Esther estaba deseosa de saber algo sobre esta enfermedad y el especialista le dijo: “Esta es una enfermedad que no tiene cura. Usted debe prepararse para vivir con esos dolores el resto de la vida, se toma los medicamentos que le mando, asiste a los controles con el médico general y conmigo no tiene que volver más”. Cuando indagó que podía hacer para ayudarse le respondió: “Vaya donde el psiquiatra porque la fibromialgia es una enfermedad de la mente, le duele porque la mente le dice que le duela. Además las personas que tienen el trastorno en el futuro se vuelven coléricas, de mal genio, bipolares”. Cuando hace este relato se torna triste, angustiada y con actitud suplicante le dice al psiquiatra: “Será que en definitiva no hay nada que hacer y estaré condenada por el resto de la vida a estar así?. Será que terminaré como paciente psiquiátrica y hospitalizada en una clínica, porque cuando le pregunte esto mismo al Dr. Me dijo que de pronto si?”.

 

REFLEXIÓN

 

v  De su opinión sobre la manera como el especialista le explicó a Esther sobre su enfermedad y el pronóstico.

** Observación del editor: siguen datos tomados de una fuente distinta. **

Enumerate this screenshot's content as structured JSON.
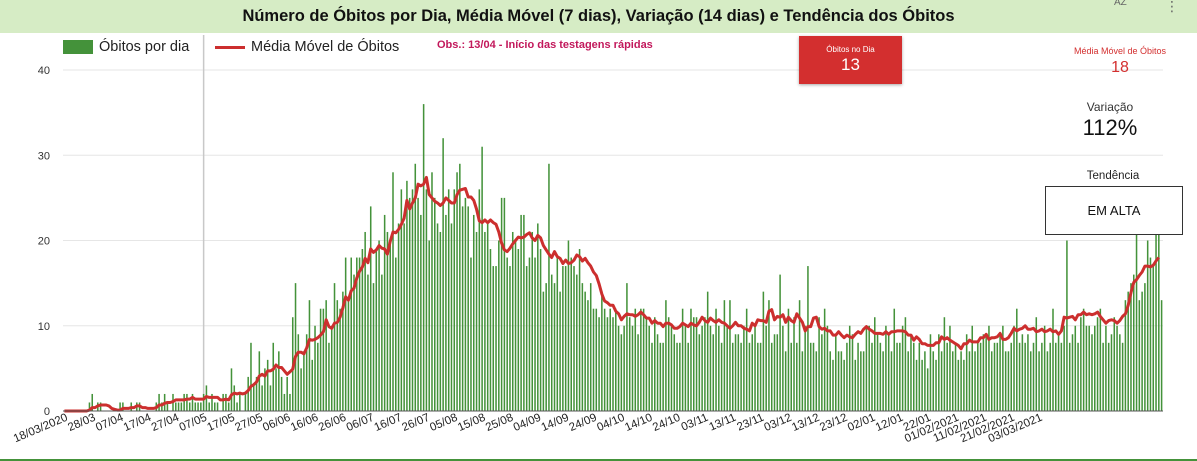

v  Qué le respondería usted a Esther de acuerdo a la última inquietud que le planteó al terapeuta?.

 

DESARROLLO

 

v  Aquel que tiene fe no está nunca solo. Thomas Carlyle

v  Da el primer paso en la fe. No necesitas ver toda la escalera, sólo dar el primer paso. Martin Luther King.

 

La vida que ha tenido Esther no ha sido fácil, ha enfrentado y lo sigue haciendo muchas adversidades, no sólo en su salud física, sino las repercusiones que han tenido en su desempeño psicológico, emocional, de familia y en las interacciones con la comunidad. Cualquier persona sometida a estas contingencias, sin duda se va a ver afectada en menor o en mayor medida dependiendo de un elemento que es esencial para tener una buena salud mental y que además le permita superar los factores adversos: La resiliencia. La palabra resiliencia de reciente introducción en el lenguaje psicológico significa la capacidad que tiene una persona o un grupo humano, para enfrentar las experiencias traumáticas y sobreponerse a ellas de manera exitosa. Ser resiliente desde este punto de vista, es reconocer que todos los seres humanos, sin ninguna excepción, estamos sometidos a muchas dificultades a lo largo de la vida, sin embargo, tienen la capacidad para reconocer como dice el viejo adagio: “Lo importante en la vida no es no tener problemas, sino, tener la capacidad para enfrentarlos y superarlos cuando ellos sucedan”.

 

Cuando tuve la primera sesión con Esther, le expliqué sobre el estado depresivo en el cual se encontraba y la necesidad de tomar una medicación que le ayudará desde el punto de vista bioquímico, al equilibrio de unas sustancias cerebrales que se alteran en estos casos. Seguidamente se le dio una importancia fundamental al rol que ella debería jugar para recuperarse en este caso, porque no existe ni existirá por fortuna ninguna píldora que le resuelva los problemas existenciales a una persona. Explicarle los fundamentos de la resiliencia y como ésta puede ser aprendida por cualquier persona, para mejorar su calidad de vida, fue clave para la recuperación que ella experimentó en relativamente poco tiempo. Los elementos claves fueron: Involucrar a la familia, una actitud de apertura y no creer que las cosas se pueden hacer de una sola manera y es la de ella, tomarse unas pausas de descanso, delegar y aprender sencillas estrategias de auto control y conocimiento de sí misma.

 

Con respecto a la pregunta que le hizo al terapeuta sobre los conceptos expresados por el reumatólogo, en concordancia con lo anterior, la respuesta es que él se había equivocado, porque ningún médico debería cortarle a su paciente un elemento fundamental en la recuperación o mejoramiento de una enfermedad: Su capacidad para influir positiva o negativamente en su curso dependiendo de la actitud que asuma ante ella.